Of de middelen voor de uitkoop afkomstig zijn van de medeaandeelhouders (verkoopoptie), dan wel de vennootschap (inkoop eigen aandelen/uittreding) zal voor de vertrekkende aandeelhouder weinig verschil maken. De gebruikte exit-techniek kan voor de vertrekkende aandeelhouder fiscaal wel andere gevolgen hebben.

Op fiscaal vlak zal de meerwaarde ontvangen door de overdragende aandeelhouder ingevolge de uitoefening van een verkoopoptie worden beschouwd als een (desgevallend vrijgestelde) meerwaarde op aandelen. Voor aandeelhouders-vennootschappen geldt een vrijstelling wanneer de participatie meer bedraagt dan 10% van het kapitaal (of een aanschaffingswaarde heeft van meer dan 2,5 miljoen euro) en langer is aangehouden dan 1 jaar. Voor aandeelhouders-natuurlijke personen geldt een vrijstelling indien de verrichting kwalificeert als een normale verrichting van beheer van privévermogen.
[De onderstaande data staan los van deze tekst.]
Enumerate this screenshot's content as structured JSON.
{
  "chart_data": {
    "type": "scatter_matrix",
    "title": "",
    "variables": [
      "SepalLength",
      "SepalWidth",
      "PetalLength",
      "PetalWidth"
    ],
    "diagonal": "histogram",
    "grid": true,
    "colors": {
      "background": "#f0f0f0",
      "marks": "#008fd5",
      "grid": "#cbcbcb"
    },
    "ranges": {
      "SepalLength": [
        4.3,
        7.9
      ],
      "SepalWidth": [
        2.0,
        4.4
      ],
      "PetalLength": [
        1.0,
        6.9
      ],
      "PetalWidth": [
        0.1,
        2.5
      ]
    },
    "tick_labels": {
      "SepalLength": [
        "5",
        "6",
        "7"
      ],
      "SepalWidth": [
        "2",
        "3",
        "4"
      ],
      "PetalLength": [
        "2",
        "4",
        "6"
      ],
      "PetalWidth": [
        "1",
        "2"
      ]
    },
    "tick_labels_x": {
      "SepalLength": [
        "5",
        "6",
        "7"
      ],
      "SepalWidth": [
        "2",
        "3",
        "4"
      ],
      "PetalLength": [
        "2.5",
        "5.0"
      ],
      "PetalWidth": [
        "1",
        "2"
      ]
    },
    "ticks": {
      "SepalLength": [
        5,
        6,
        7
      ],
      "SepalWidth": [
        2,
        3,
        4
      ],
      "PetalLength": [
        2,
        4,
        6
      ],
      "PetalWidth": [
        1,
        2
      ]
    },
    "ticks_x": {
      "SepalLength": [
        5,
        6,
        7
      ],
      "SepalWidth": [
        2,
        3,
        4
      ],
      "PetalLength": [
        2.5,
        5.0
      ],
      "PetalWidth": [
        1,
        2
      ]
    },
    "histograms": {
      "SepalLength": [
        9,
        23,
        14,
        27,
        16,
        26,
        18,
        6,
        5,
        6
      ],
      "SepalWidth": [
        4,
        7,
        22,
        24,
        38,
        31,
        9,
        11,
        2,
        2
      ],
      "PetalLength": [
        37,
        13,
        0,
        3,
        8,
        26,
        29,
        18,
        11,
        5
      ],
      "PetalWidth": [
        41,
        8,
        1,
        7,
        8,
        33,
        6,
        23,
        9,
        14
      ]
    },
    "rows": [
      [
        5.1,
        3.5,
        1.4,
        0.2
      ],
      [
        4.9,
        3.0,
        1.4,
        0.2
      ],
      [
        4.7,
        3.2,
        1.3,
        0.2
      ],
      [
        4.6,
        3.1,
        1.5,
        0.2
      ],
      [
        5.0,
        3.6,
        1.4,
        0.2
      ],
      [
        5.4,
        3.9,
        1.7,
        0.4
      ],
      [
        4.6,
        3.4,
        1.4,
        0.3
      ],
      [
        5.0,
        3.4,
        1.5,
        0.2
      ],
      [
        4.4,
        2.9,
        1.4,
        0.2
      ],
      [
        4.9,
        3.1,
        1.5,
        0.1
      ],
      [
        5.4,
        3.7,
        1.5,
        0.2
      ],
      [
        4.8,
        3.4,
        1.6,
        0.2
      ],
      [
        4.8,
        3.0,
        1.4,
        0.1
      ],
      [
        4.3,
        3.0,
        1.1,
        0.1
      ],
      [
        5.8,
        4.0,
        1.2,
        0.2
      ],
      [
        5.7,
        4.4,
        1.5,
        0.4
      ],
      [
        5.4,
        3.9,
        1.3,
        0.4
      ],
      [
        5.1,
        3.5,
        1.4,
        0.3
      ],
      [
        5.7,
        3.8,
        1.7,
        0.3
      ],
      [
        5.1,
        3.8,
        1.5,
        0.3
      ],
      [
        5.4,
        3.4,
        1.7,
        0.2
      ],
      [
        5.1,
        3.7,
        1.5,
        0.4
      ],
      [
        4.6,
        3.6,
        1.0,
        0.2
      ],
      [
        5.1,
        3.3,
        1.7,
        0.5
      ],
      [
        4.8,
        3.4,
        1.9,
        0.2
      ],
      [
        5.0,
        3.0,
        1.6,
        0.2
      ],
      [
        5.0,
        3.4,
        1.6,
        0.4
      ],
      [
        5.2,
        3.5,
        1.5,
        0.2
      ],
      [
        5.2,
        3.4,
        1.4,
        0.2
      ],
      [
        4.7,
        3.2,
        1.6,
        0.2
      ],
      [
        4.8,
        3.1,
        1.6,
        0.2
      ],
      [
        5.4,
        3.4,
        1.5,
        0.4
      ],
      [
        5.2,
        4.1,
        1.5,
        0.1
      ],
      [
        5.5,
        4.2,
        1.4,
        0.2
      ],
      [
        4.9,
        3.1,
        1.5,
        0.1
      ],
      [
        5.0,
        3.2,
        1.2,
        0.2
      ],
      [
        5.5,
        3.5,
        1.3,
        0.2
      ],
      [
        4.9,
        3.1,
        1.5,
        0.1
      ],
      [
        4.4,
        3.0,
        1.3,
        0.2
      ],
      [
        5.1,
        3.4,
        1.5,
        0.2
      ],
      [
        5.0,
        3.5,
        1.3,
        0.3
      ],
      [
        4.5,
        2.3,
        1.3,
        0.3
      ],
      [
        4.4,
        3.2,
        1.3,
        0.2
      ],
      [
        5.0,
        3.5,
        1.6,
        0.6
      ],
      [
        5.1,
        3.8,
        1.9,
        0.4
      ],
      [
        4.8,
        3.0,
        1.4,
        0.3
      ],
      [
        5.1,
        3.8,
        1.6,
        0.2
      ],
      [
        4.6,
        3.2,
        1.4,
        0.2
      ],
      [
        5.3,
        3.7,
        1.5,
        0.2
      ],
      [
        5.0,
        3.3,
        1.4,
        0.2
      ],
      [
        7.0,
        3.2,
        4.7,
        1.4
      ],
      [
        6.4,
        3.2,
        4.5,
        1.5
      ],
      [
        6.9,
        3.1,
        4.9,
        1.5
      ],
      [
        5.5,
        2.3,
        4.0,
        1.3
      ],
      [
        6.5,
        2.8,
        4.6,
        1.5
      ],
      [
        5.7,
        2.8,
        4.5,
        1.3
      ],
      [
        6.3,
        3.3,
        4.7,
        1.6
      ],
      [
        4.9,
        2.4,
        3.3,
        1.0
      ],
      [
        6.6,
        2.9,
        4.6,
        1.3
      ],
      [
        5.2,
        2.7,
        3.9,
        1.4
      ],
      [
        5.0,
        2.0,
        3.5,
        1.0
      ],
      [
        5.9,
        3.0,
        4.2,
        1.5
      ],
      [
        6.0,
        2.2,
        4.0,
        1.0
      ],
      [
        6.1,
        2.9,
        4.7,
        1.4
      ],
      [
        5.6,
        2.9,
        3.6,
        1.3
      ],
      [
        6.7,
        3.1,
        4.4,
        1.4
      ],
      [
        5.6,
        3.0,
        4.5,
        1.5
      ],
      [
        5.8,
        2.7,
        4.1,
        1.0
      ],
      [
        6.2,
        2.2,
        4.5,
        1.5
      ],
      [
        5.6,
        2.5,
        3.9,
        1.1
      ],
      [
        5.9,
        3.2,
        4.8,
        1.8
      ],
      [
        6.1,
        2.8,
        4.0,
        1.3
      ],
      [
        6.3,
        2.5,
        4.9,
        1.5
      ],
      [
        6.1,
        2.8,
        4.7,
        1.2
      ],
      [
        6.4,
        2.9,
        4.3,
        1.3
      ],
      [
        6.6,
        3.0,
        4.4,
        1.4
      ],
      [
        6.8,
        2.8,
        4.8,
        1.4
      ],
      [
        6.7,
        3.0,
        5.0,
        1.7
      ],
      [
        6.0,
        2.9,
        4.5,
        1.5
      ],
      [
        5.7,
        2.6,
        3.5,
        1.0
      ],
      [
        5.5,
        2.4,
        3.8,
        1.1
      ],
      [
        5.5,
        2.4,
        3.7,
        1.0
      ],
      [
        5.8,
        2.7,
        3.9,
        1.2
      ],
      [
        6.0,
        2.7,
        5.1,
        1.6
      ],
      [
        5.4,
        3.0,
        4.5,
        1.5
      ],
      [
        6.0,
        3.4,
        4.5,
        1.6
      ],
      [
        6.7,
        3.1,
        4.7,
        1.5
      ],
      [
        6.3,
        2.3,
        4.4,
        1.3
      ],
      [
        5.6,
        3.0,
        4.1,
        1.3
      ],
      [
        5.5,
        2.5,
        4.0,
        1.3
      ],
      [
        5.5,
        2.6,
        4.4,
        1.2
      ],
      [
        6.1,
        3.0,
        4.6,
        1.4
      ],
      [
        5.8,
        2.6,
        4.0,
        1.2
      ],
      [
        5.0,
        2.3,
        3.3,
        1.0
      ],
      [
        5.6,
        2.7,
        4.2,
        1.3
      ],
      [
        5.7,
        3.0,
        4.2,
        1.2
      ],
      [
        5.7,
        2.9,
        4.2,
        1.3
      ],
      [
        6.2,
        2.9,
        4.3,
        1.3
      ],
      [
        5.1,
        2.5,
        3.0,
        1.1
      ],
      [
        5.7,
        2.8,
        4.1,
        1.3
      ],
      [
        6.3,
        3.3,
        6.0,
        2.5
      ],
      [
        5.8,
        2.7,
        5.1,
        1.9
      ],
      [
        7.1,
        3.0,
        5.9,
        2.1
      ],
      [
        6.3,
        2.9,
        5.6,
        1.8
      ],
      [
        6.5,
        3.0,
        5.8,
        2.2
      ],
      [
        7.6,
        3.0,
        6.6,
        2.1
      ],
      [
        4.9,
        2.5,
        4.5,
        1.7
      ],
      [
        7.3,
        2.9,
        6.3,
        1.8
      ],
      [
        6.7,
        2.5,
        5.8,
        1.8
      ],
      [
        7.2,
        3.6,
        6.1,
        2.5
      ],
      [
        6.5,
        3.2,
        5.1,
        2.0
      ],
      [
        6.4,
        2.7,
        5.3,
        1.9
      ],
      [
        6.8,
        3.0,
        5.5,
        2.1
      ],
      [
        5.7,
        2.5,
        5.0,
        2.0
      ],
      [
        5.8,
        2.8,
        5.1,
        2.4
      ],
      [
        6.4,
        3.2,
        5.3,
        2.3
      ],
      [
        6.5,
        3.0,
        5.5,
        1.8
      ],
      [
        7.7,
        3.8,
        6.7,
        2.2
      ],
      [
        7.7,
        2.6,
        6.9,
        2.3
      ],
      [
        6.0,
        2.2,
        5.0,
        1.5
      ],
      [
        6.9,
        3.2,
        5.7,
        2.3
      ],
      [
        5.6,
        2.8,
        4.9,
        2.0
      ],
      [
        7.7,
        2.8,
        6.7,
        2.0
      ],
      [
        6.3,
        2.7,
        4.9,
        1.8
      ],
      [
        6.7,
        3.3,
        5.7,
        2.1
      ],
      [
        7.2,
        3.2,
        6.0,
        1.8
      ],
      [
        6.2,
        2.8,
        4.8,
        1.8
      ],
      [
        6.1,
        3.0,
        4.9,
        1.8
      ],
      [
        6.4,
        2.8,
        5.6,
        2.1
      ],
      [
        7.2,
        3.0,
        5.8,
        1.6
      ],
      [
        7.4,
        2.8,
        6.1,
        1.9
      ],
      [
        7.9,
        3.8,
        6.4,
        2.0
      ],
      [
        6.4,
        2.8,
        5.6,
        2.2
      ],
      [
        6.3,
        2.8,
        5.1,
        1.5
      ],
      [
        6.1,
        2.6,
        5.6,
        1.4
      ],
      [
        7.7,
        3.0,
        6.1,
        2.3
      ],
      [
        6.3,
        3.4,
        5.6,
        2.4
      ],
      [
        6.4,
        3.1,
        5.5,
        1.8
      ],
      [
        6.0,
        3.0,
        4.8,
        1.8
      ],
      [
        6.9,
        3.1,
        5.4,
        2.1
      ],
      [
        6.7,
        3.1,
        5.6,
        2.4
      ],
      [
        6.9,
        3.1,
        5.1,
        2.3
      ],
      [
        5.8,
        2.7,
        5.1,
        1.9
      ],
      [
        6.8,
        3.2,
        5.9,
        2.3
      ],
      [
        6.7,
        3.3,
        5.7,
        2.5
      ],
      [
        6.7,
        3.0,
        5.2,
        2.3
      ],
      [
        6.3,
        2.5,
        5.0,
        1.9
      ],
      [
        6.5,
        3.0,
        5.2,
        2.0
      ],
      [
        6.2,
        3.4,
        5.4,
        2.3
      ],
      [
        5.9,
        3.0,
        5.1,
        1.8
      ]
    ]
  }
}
De uitkering van een scheidingsaandeel bij uittreding wordt daarentegen fiscaal beschouwd als een uitgekeerd dividend onderworpen aan roerende voorheffing in zoverre de uitkering meer bedraagt dan het aandeel in het fiscaal gestorte kapitaal (art. 187 en art. 18, lid 1, 2° ter WIB92). Voor de BV, die vennootschapsrechtelijk geen kapitaal heeft, is het fiscaal gestort kapitaal gelijk aan de werkelijk gestorte inbrengen in geld of in natura, andere dan inbrengen van nijverheid, en in zoverre er geen terugbetaling of vermindering heeft plaatsgevonden (art. 2, §1, 6° en art. 184, lid 1 WIB92). Voor het deel van de uitkering dat overeenkomt met het fiscaal gestort kapitaal geldt de proportionele toerekening op werkelijk gestort kapitaal en reserves zoals bij een kapitaalvermindering. Aandeelhouders-vennootschappen kunnen genieten van de DBI-aftrek indien de participatie meer bedraagt dan 10% van het kapitaal (of een aanschaffingswaarde heeft van meer dan 2,5 miljoen euro) en langer is aangehouden dan 1 jaar. Aandeelhouders-natuurlijke personen zullen roerende voorheffing verschuldigd zijn op het deel dat het fiscaal gestorte kapitaal overstijgt en op het proportioneel deel van het gestorte kapitaal dat verhoudingsgewijs overeenstemt met de reserves.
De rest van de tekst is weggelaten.